Gemäß Abs. 2a leg. cit. gelten die Abs. 1 und 2 nicht für Schülerinnen und Schüler, die eine Deutschförderklasse gemäß § 8h Abs. 2 oder einen Deutschförderkurs gemäß § 8h Abs. 3 des Schulorganisationsgesetzes zu besuchen haben. Diese Schülerinnen und Schüler haben ihre allgemeine Schulpflicht jedenfalls für die Dauer des Bedarfes einer dieser besonderen Sprachförderungen in öffentlichen Schulen oder in mit dem Öffentlichkeitsrecht ausgestatteten Schulen mit gesetzlich geregelter Schulartbezeichnung zu erfüllen.
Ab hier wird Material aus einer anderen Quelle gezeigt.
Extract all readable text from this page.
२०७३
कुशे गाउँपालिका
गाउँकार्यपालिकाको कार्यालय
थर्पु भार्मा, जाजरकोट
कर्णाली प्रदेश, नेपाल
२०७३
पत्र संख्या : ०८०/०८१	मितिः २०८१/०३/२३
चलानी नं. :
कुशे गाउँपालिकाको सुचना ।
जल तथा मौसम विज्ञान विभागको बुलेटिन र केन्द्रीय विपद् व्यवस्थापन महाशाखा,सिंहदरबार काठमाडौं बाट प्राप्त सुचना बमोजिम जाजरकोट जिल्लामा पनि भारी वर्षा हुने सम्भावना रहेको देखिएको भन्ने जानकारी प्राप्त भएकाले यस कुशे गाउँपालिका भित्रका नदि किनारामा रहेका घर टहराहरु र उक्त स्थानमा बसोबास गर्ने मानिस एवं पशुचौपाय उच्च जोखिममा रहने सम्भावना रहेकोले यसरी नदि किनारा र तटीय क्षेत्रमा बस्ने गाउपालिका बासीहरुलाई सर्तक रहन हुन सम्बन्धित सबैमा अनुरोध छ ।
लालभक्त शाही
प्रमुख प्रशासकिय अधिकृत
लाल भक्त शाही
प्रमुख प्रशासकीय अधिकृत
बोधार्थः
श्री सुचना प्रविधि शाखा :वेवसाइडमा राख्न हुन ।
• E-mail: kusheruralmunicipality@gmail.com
Gemäß Abs. 3 leg. cit. haben die Eltern oder sonstigen Erziehungsberechtigten die Teilnahme ihres Kindes am häuslichen Unterricht der Bildungsdirektion jeweils vor Beginn des Schuljahres anzuzeigen. Die Bildungsdirektion kann die Teilnahme an einem solchen Unterricht untersagen, wenn mit großer Wahrscheinlichkeit anzunehmen ist, dass die geforderte Gleichwertigkeit des Unterrichtes nicht gegeben ist oder wenn gemäß Abs. 2a eine öffentliche Schule oder eine mit dem Öffentlichkeitsrecht ausgestattete Schule mit gesetzlich geregelter Schulartbezeichnung zu besuchen ist.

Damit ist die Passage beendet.